The importance of space


Ballpoint pens, ear thermometers, shoe insoles, long-distance calling, the computer mouse. These are pretty normal items that a lot of people see or use every day. And every single one of them was developed by NASA for the space program. Let’s face it, folks. The space program matters.
I can think of a lot of colloquial phrases that everyone says constantly that speak towards the importance of the space program – “Shoot for the moon: even if you miss, you’ll land among the stars.” “It’s the journey, not the destination.” Maybe some people don’t think it’s important to go to space when we have enough problems on earth, but the scientific innovation we will reach along the way to space development will be worth it.
At the last press for space, NASA invented or led to the invention of tons of things that we use in everyday life today – who knows how, or if, these items would have been invented without the space program?
Ballpoint pens were invented to be able to write without gravity. Before these were created, a pen had to rely on gravity to pull the ink down – but not anymore. During the Space Race, the US wanted a pen that could write in space (while the Russians just used pencils.)
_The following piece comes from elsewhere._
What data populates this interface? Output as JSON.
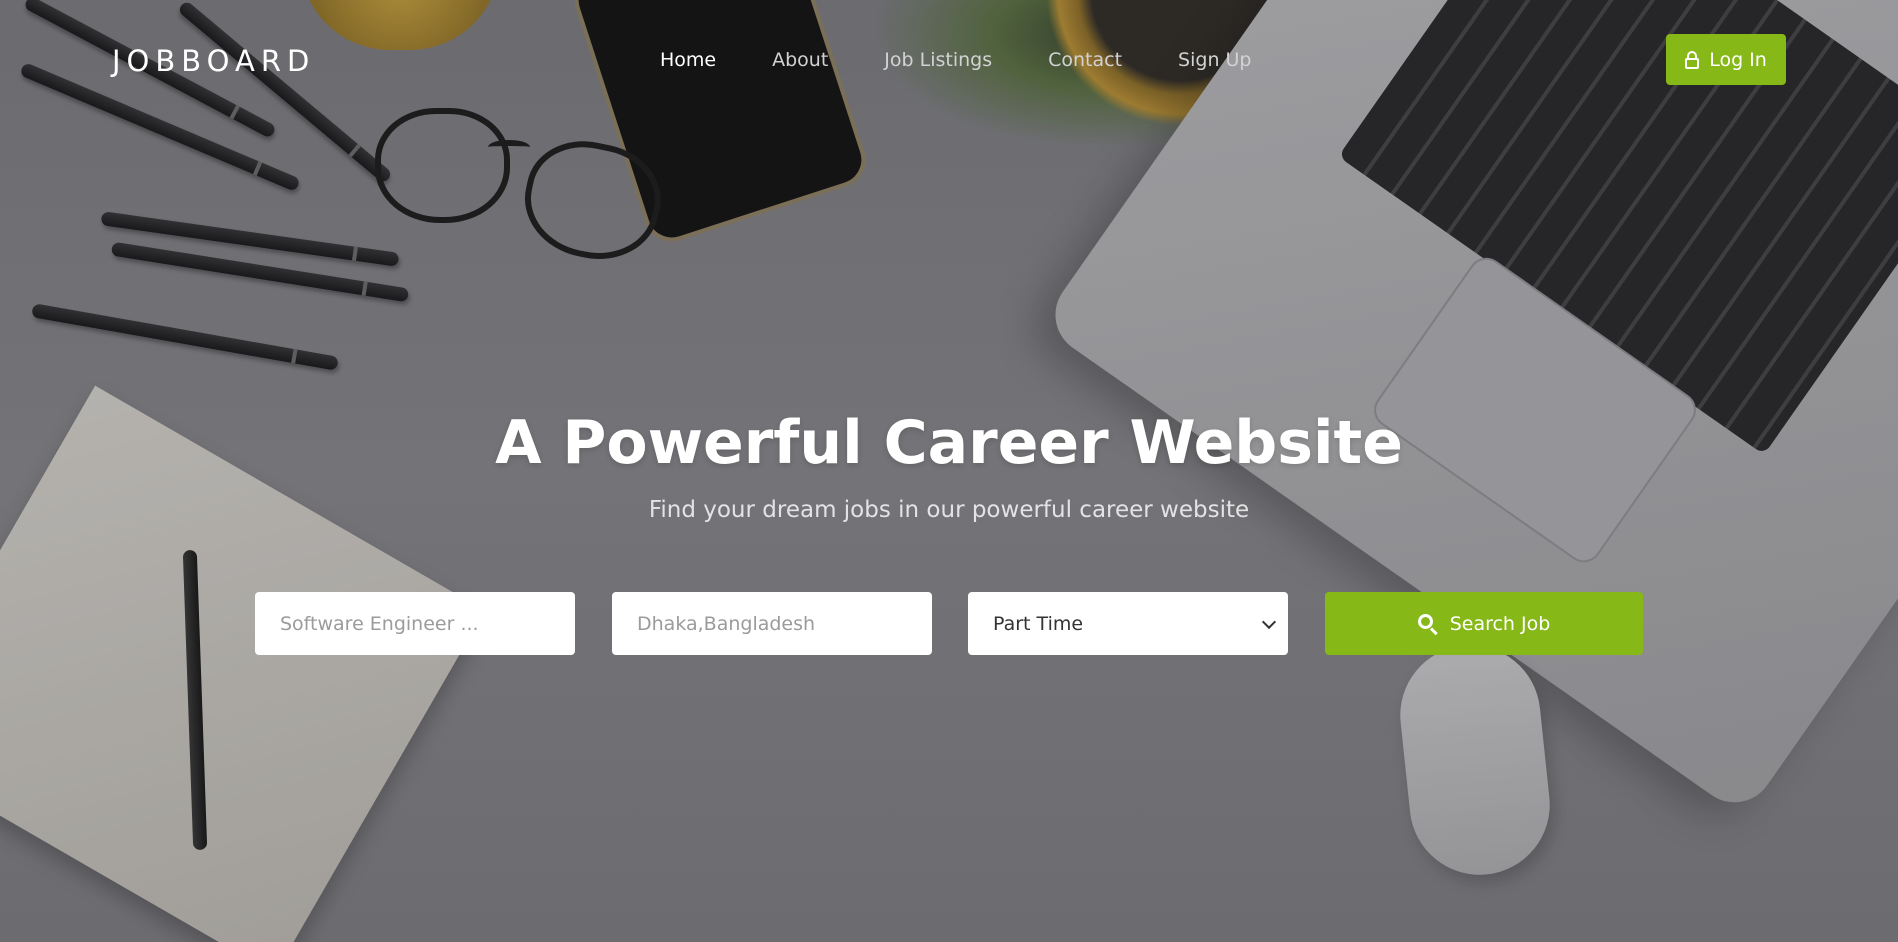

Ear thermometers are also based on NASA technology – Diatek, the company that first produced them, took advantage of NASA’s ability to measure the temperature of a star using infrared technology. They worked together with NASA’s Jet Propulsion Lab and modified the star-radar to use infrared sensors to read energy emissions on the inside of a person’s ear drum (from Discovery magazine).
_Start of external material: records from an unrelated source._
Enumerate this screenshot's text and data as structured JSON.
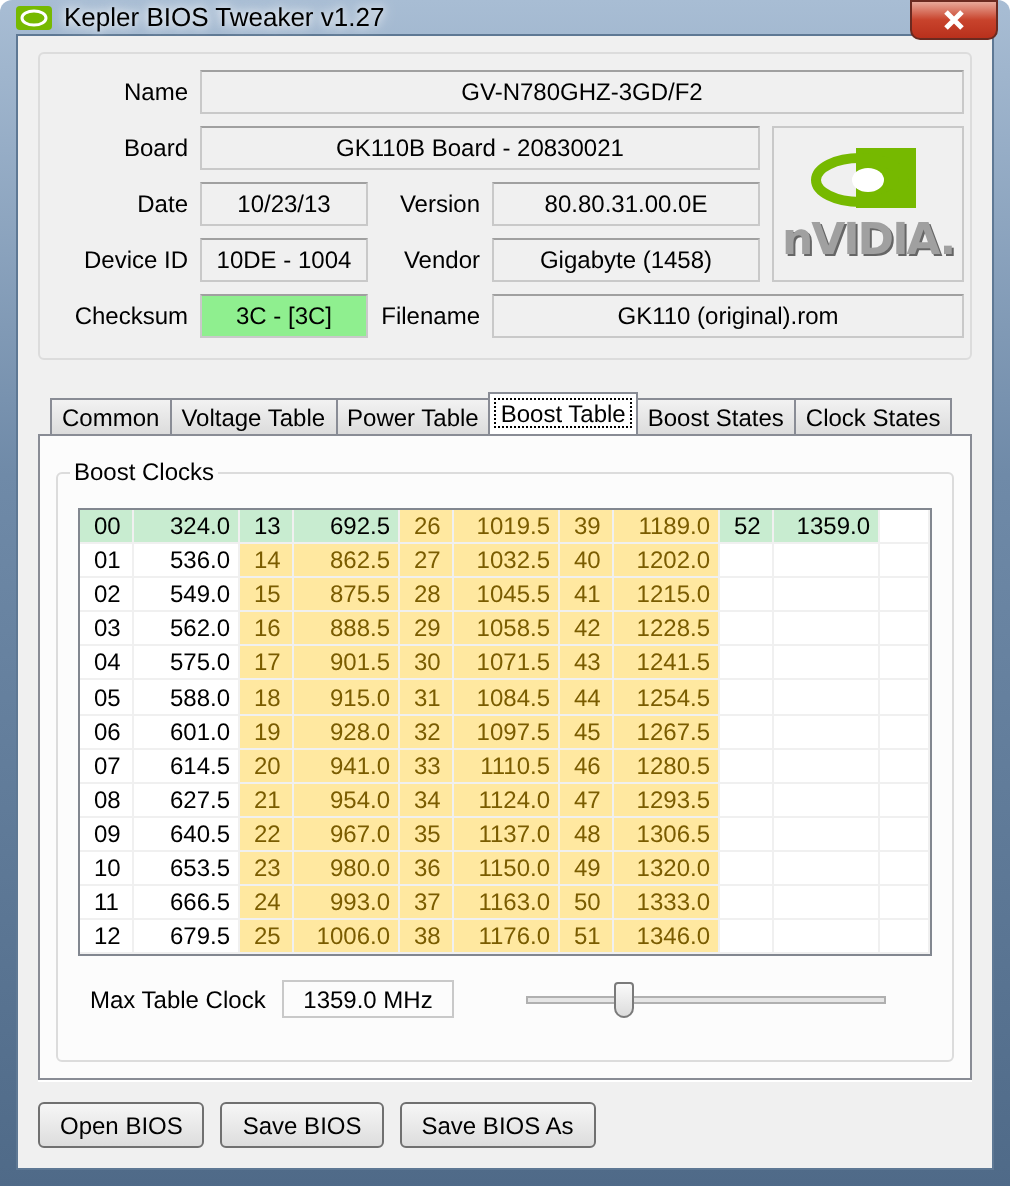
{
  "window": {
    "title": "Kepler BIOS Tweaker v1.27"
  },
  "fields": [
    {
      "label": "Name",
      "value": "GV-N780GHZ-3GD/F2",
      "highlighted": false
    },
    {
      "label": "Board",
      "value": "GK110B Board - 20830021",
      "highlighted": false
    },
    {
      "label": "Date",
      "value": "10/23/13",
      "highlighted": false
    },
    {
      "label": "Version",
      "value": "80.80.31.00.0E",
      "highlighted": false
    },
    {
      "label": "Device ID",
      "value": "10DE - 1004",
      "highlighted": false
    },
    {
      "label": "Vendor",
      "value": "Gigabyte (1458)",
      "highlighted": false
    },
    {
      "label": "Checksum",
      "value": "3C - [3C]",
      "highlighted": true
    },
    {
      "label": "Filename",
      "value": "GK110 (original).rom",
      "highlighted": false
    }
  ],
  "tabs": [
    {
      "label": "Common",
      "selected": false
    },
    {
      "label": "Voltage Table",
      "selected": false
    },
    {
      "label": "Power Table",
      "selected": false
    },
    {
      "label": "Boost Table",
      "selected": true
    },
    {
      "label": "Boost States",
      "selected": false
    },
    {
      "label": "Clock States",
      "selected": false
    }
  ],
  "boost_clocks": {
    "title": "Boost Clocks",
    "rows": [
      {
        "cells": [
          {
            "id": "00",
            "clock": "324.0",
            "color": "#c8ecd0"
          },
          {
            "id": "13",
            "clock": "692.5",
            "color": "#c8ecd0"
          },
          {
            "id": "26",
            "clock": "1019.5",
            "color": "#ffe8a0"
          },
          {
            "id": "39",
            "clock": "1189.0",
            "color": "#ffe8a0"
          },
          {
            "id": "52",
            "clock": "1359.0",
            "color": "#c8ecd0"
          }
        ]
      },
      {
        "cells": [
          {
            "id": "01",
            "clock": "536.0",
            "color": "#ffffff"
          },
          {
            "id": "14",
            "clock": "862.5",
            "color": "#ffe8a0"
          },
          {
            "id": "27",
            "clock": "1032.5",
            "color": "#ffe8a0"
          },
          {
            "id": "40",
            "clock": "1202.0",
            "color": "#ffe8a0"
          }
        ]
      },
      {
        "cells": [
          {
            "id": "02",
            "clock": "549.0",
            "color": "#ffffff"
          },
          {
            "id": "15",
            "clock": "875.5",
            "color": "#ffe8a0"
          },
          {
            "id": "28",
            "clock": "1045.5",
            "color": "#ffe8a0"
          },
          {
            "id": "41",
            "clock": "1215.0",
            "color": "#ffe8a0"
          }
        ]
      },
      {
        "cells": [
          {
            "id": "03",
            "clock": "562.0",
            "color": "#ffffff"
          },
          {
            "id": "16",
            "clock": "888.5",
            "color": "#ffe8a0"
          },
          {
            "id": "29",
            "clock": "1058.5",
            "color": "#ffe8a0"
          },
          {
            "id": "42",
            "clock": "1228.5",
            "color": "#ffe8a0"
          }
        ]
      },
      {
        "cells": [
          {
            "id": "04",
            "clock": "575.0",
            "color": "#ffffff"
          },
          {
            "id": "17",
            "clock": "901.5",
            "color": "#ffe8a0"
          },
          {
            "id": "30",
            "clock": "1071.5",
            "color": "#ffe8a0"
          },
          {
            "id": "43",
            "clock": "1241.5",
            "color": "#ffe8a0"
          }
        ]
      },
      {
        "cells": [
          {
            "id": "05",
            "clock": "588.0",
            "color": "#ffffff"
          },
          {
            "id": "18",
            "clock": "915.0",
            "color": "#ffe8a0"
          },
          {
            "id": "31",
            "clock": "1084.5",
            "color": "#ffe8a0"
          },
          {
            "id": "44",
            "clock": "1254.5",
            "color": "#ffe8a0"
          }
        ]
      },
      {
        "cells": [
          {
            "id": "06",
            "clock": "601.0",
            "color": "#ffffff"
          },
          {
            "id": "19",
            "clock": "928.0",
            "color": "#ffe8a0"
          },
          {
            "id": "32",
            "clock": "1097.5",
            "color": "#ffe8a0"
          },
          {
            "id": "45",
            "clock": "1267.5",
            "color": "#ffe8a0"
          }
        ]
      },
      {
        "cells": [
          {
            "id": "07",
            "clock": "614.5",
            "color": "#ffffff"
          },
          {
            "id": "20",
            "clock": "941.0",
            "color": "#ffe8a0"
          },
          {
            "id": "33",
            "clock": "1110.5",
            "color": "#ffe8a0"
          },
          {
            "id": "46",
            "clock": "1280.5",
            "color": "#ffe8a0"
          }
        ]
      },
      {
        "cells": [
          {
            "id": "08",
            "clock": "627.5",
            "color": "#ffffff"
          },
          {
            "id": "21",
            "clock": "954.0",
            "color": "#ffe8a0"
          },
          {
            "id": "34",
            "clock": "1124.0",
            "color": "#ffe8a0"
          },
          {
            "id": "47",
            "clock": "1293.5",
            "color": "#ffe8a0"
          }
        ]
      },
      {
        "cells": [
          {
            "id": "09",
            "clock": "640.5",
            "color": "#ffffff"
          },
          {
            "id": "22",
            "clock": "967.0",
            "color": "#ffe8a0"
          },
          {
            "id": "35",
            "clock": "1137.0",
            "color": "#ffe8a0"
          },
          {
            "id": "48",
            "clock": "1306.5",
            "color": "#ffe8a0"
          }
        ]
      },
      {
        "cells": [
          {
            "id": "10",
            "clock": "653.5",
            "color": "#ffffff"
          },
          {
            "id": "23",
            "clock": "980.0",
            "color": "#ffe8a0"
          },
          {
            "id": "36",
            "clock": "1150.0",
            "color": "#ffe8a0"
          },
          {
            "id": "49",
            "clock": "1320.0",
            "color": "#ffe8a0"
          }
        ]
      },
      {
        "cells": [
          {
            "id": "11",
            "clock": "666.5",
            "color": "#ffffff"
          },
          {
            "id": "24",
            "clock": "993.0",
            "color": "#ffe8a0"
          },
          {
            "id": "37",
            "clock": "1163.0",
            "color": "#ffe8a0"
          },
          {
            "id": "50",
            "clock": "1333.0",
            "color": "#ffe8a0"
          }
        ]
      },
      {
        "cells": [
          {
            "id": "12",
            "clock": "679.5",
            "color": "#ffffff"
          },
          {
            "id": "25",
            "clock": "1006.0",
            "color": "#ffe8a0"
          },
          {
            "id": "38",
            "clock": "1176.0",
            "color": "#ffe8a0"
          },
          {
            "id": "51",
            "clock": "1346.0",
            "color": "#ffe8a0"
          }
        ]
      }
    ]
  },
  "max_table_clock": {
    "label": "Max Table Clock",
    "value": "1359.0 MHz",
    "level": 0.27
  },
  "logo_text": "nVIDIA.",
  "buttons": [
    "Open BIOS",
    "Save BIOS",
    "Save BIOS As"
  ]
}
Athletic companies have taken the technology from spacesuit boots and added it to sneakers – any time you wear shoes with “boost” or “airwalk” or any type of specialized insole, you’re walking on NASA development. The first ones were partially developed by NASA in the 80s. If you’re like me and you ski with custom insoles, that technology was also created by NASA – in fact, ski boots in general are based on spacesuits (from NASA Science and Technology).
There are a lot of creations that happened because of the space program—long distance calling uses satellites, adjustable smoke detectors were created for the first space station, water filters were created for astronauts, and NASA even developed the computer mouse. The list could go on and on and on (from Discovery and NASA Science and Technology).
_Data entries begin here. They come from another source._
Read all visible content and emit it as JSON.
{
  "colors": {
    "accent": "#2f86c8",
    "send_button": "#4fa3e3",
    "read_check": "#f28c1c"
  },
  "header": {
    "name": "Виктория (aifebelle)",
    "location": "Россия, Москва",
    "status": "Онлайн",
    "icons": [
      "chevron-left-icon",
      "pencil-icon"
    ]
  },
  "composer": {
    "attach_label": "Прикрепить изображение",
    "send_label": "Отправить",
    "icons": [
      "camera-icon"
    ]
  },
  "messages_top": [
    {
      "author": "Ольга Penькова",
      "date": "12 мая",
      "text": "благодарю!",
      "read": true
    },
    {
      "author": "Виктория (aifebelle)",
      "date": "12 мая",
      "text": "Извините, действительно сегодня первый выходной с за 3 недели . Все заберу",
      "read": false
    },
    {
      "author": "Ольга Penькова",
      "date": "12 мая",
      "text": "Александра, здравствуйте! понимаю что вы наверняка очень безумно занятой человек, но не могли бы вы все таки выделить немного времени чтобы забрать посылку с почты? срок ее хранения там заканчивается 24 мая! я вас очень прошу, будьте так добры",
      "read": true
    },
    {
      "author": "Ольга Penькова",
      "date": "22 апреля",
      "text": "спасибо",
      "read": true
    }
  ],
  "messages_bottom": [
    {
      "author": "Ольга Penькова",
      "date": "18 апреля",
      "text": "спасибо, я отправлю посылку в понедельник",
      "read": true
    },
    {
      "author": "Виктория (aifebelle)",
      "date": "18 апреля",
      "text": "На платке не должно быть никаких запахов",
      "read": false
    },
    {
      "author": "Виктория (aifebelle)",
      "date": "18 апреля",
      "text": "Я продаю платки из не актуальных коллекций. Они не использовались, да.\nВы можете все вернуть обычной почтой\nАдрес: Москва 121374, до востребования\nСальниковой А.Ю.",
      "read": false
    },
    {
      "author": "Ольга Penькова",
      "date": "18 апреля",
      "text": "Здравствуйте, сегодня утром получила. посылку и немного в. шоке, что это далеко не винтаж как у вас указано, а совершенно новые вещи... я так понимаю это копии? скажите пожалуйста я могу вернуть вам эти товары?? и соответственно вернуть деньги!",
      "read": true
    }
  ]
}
This brings me back to my original point: The space program matters. It’s not only about going to space, it’s about all we can achieve on the way to getting there. Most of the inventions I mentioned were created in the 1980s Space Race—think of all we could achieve now.
Bellevue College has a really good science program—my sisters are all scientists who started here, and I’ve written a few articles about it myself. The development of the space program promises a lot of exciting opportunities to science students.
The school just hosted some awesome planetarium exhibits of black holes discovered by the Hubble Telescope – how can anyone see something like that and not care about the space program?
Right now, NASA is facing serious cuts that are going to practically halt its work. President Obama has said that he wants to resume exploration and development, but nothing has changed. The program is not a waste of money—it’s a method of research and development that has already proven to be extremely successful.
Obama plans to encourage privatization of the space industry—I’ll be very interested to follow exactly how that turns out. Is this really going to work? I certainly hope so.
It’s interesting, isn’t it? Surprising how much of our everyday life comes from NASA. The R&D we get from space exploration is arguably more important than the exploration itself. Even if space flight doesn’t save the planet, by aiming that high scientifically, we’ll develop much more. The space program does matter. And anyone who thinks it doesn’t needs to watch some Star Trek.